Elul Project 5781
חַדֵּשׁ יָמֵינוּ כְּקֶדֶם
Renew our days as in the past or renew our days as in the beginning.
This phrase, which is sung at the conclusion of every Torah service, originates from the 
Book of Lamentations recited on Tisha B’av. It expresses the hope that God will restore our days to resemble a time before the destruction of the Temple. The final word, kedem, not only evokes longing for a past time, but a primordial time, a beginning time, when the world was freshly born, creation. Furthermore, the root letters of kedem, kuf-dalet-mem, yield a number of additional meanings. Derived from kadim, which means east, kuf-dalet-mem also paradoxically points to the future and is used to convey forward motion. Kuf-dalet-mem connects a sense of progress and development not only to the past, but to a time that is essentially new.

We are living in a period of global mourning, uncertainty, transition, reflection, and hope.

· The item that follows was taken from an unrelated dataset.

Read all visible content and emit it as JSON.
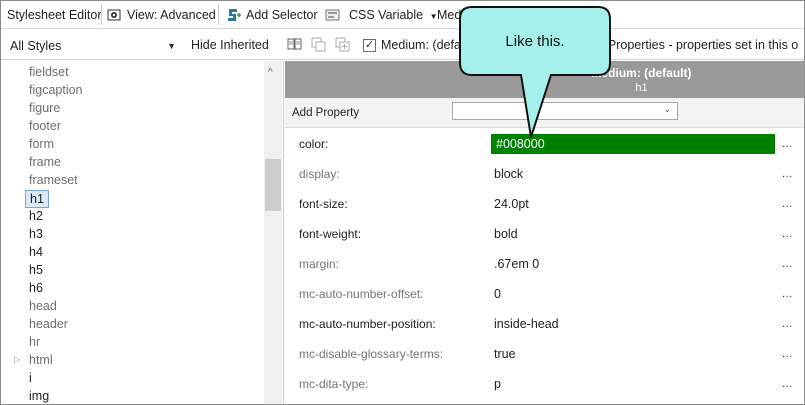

What have we been through, who are we now, and where are we going?

This Elul, what does it mean to move forward? What role does looking back, remembering, and restoring play in our personal and collective progress? And how might we be guided by the vision of a new world?
Today's Text: Day 18
Yehuda Amichai:
A Child is Something Else Again

translated by Chana Bloch

A child is something else again. Wakes up
in the afternoon and in an instant he’s full of words,
in an instant he’s humming, in an instant warm,
instant light, instant darkness.

A child is Job. They’ve already placed their bets on him
but he doesn’t know it. He scratches his body
for pleasure. Nothing hurts yet.

They’re training him to be a polite Job,
to say “Thank you” when the Lord has given,
to say “You’re welcome” when the Lord has taken away.

A child is vengeance.
A child is a missile into the coming generations.
I launched him: I’m still trembling.

A child is something else again: on a rainy spring day
glimpsing the Garden of Eden through the fence,
kissing him in his sleep,
hearing footsteps in the wet pine needles.

A child delivers you from death.
Child, Garden, Rain, Fate.
Question of the Day
How do you embody your inner child?

How does your inner child impact the way you dwell and create in the world?